The PEC gained national attention when they demonstrated how local grassroots efforts—combined with a clever strategy of enlisting the support of the nation’s most prominent historians—defeated the Disney Company’s efforts to build a theme park in Virginia’s historic countryside in the fall of 1994. At the time the PEC went to war, Disney had already quietly amassed political support in the Virginia legislature, had seduced the local Chambers of Commerce and real estate boards, and had secured the rights and promises of approval to the land they wanted, on the eastern border of some of Virginia’s prime foxhunting country.

Many feared that it was a done deal, and only a cockeyed optimist would have laid money on PEC’s chances to stop this juggernaut. But they did. With Disney’s popular reputation on the line nationally as a result of PEC’s strategy, the company abandoned its plans and withdrew from the fields of Virginia.

Had Disney prevailed, the kennels of the Orange County Hunt, located less than a dozen miles to the west, would have probably been wiped out.

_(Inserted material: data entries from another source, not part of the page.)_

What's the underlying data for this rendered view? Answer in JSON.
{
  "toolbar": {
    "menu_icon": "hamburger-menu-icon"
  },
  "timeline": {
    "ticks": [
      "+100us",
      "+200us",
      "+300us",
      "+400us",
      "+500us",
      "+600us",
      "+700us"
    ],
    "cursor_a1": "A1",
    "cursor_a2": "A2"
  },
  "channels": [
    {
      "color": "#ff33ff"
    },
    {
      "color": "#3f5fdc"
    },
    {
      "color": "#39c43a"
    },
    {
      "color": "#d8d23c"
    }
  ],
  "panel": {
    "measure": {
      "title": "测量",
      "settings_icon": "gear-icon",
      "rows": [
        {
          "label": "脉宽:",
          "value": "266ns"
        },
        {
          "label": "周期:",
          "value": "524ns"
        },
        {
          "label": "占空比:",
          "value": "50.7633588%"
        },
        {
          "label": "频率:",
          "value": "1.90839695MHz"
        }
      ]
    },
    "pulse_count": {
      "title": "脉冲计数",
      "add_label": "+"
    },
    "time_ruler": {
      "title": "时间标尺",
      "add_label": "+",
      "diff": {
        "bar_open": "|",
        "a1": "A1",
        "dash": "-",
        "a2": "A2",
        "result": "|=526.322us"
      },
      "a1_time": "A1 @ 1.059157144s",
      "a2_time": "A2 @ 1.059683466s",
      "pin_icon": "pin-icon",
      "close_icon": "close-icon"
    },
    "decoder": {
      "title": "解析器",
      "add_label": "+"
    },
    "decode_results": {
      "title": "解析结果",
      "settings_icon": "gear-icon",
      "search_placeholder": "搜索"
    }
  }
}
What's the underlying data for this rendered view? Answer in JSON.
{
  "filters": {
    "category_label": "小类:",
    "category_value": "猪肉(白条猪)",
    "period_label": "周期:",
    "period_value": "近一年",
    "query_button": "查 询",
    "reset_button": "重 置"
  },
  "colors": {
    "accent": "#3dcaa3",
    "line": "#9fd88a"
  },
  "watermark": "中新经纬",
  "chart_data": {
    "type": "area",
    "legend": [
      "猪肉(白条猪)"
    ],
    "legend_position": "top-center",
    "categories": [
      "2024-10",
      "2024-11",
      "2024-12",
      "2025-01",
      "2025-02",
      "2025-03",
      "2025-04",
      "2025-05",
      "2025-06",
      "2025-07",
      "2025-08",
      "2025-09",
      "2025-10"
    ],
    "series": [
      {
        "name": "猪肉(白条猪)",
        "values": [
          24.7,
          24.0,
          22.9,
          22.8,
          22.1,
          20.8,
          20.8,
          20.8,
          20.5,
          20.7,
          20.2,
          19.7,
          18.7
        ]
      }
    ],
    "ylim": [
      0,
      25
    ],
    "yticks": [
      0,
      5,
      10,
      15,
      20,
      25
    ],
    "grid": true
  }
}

But the Orange County members never even considered capitulation to Disney.

The late James L. Young was not only MFH of the Orange County, but he was also president of the Masters of Foxhounds Association at the time, and the late Charlie Whitehouse was also Young’s joint-MFH and a director of the PEC. In addition, the late Eve Fout, who’d been an Orange County subscriber for decades, became the PEC chairman during the Disney crisis and would resolutely lead the organization for a decade.

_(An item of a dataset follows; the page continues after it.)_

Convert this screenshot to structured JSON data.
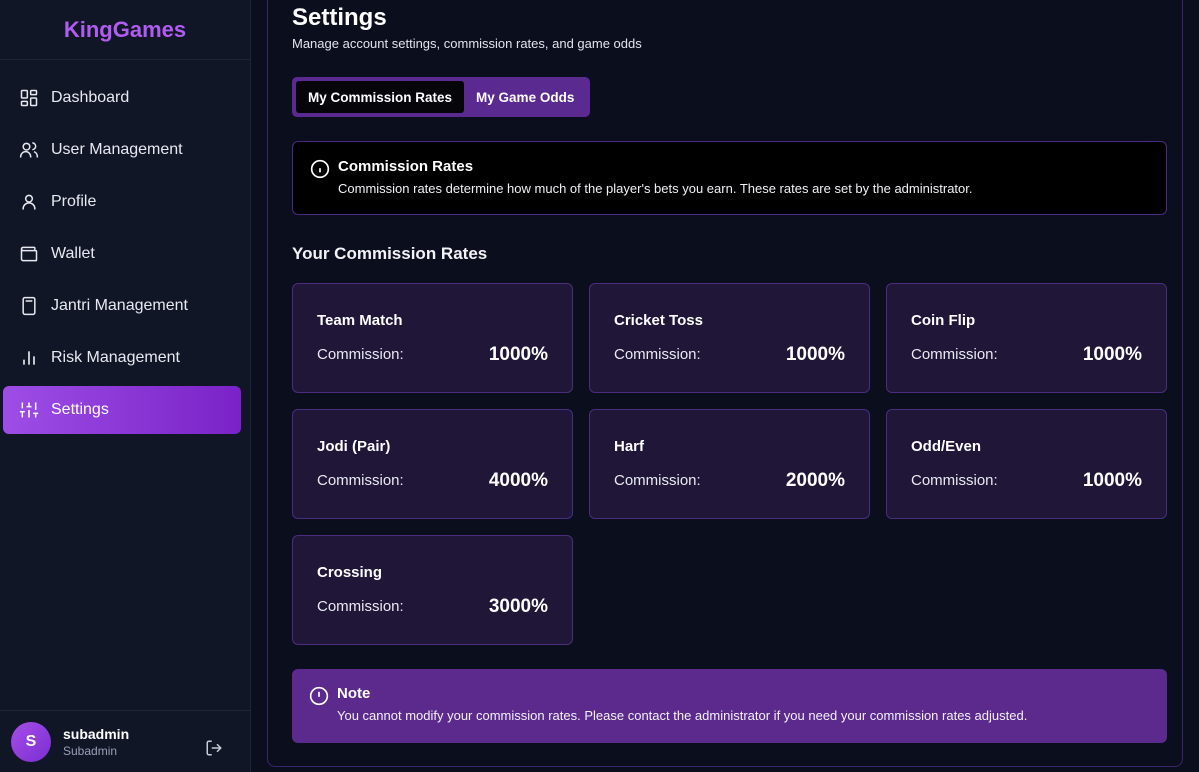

The Disney experience was the awakening that prompted Young and Whitehouse to find a way to bring the conservation issue more visibly to the attention of the foxhunting community. In the spring of 2005, Young approached editor John Strassburger to ask if The Chronicle of the Horse—owned from 1952 to 2013 by George Ohrstrom’s grandfather, uncle, and cousin—would participate with the MFHA in an annual award to be given to that hunt and associated individuals or organizations that had made important and lasting contributions to conservation. Thus was the Hunting Habitat Conservation Award born—through the timely confluence of the MFHA, The Chronicle of the Horse, the PEC, the Orange County Hunt, the Ohrstrom Family, and Disney!

Posted February 27, 2014

This article was also published in the February 24, 2014 issue of The Chronicle of the Horse.